【完】李寵妃恋譚―この世界、君と共に―
愛しい君
「それで、秋遠の様子はどうなっている」
黎祥がそう尋ねると、太医はお手上げというように、困った顔をした。
「見たことの無い、毒にございます。様々な解毒薬を使っていますが、どれも効きそうにはありません」
件太医を始めとして、五人の太医は黎祥の前に平伏していた。
太医というのは、本来、親王は診ない。
診るのは、皇帝、皇后、太上皇(先帝)、皇太后(先帝の正妻)、無上皇(先々帝)、太皇太后(先々帝の正妻)、妃嬪侍妾、皇子皇女であり、皇帝の兄弟は診てもらえないのだ。

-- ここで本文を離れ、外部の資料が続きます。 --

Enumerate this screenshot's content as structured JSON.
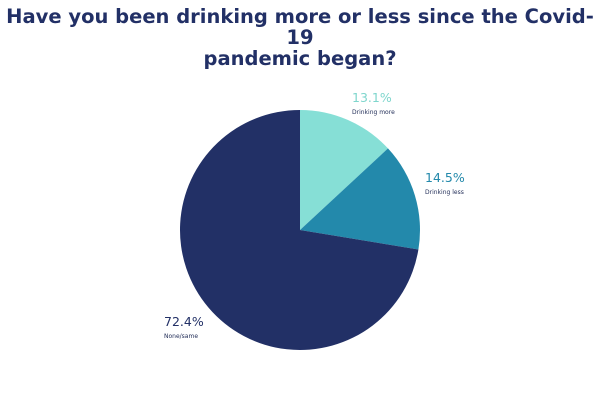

これは古くからの決まりであるが、今回は黎祥の命令で診るようにしている。
ここにおいては誰も信頼は出来ないが、早く、苦しみから逃がしてやりたいのだ。
―黎祥の弟、秋遠の身体はやはり、毒に侵されていた。
血を吐き、何も食べられず、今なおもずっと魘されている。
深く関係を持っていたかと問われるとそうでもなく、お互いの存在すらも、数年前に知ったばかり。
秋遠は、先々帝の妃であった高淑太妃の息子だ。
黎祥が今いる場所は後宮内の高淑太妃が住まう、宵影閣(ショウエイカク)という所である。
彼女自身の望みで、秋遠はここに運ばれてきた。
今は、臥室の褥の上で魘されている。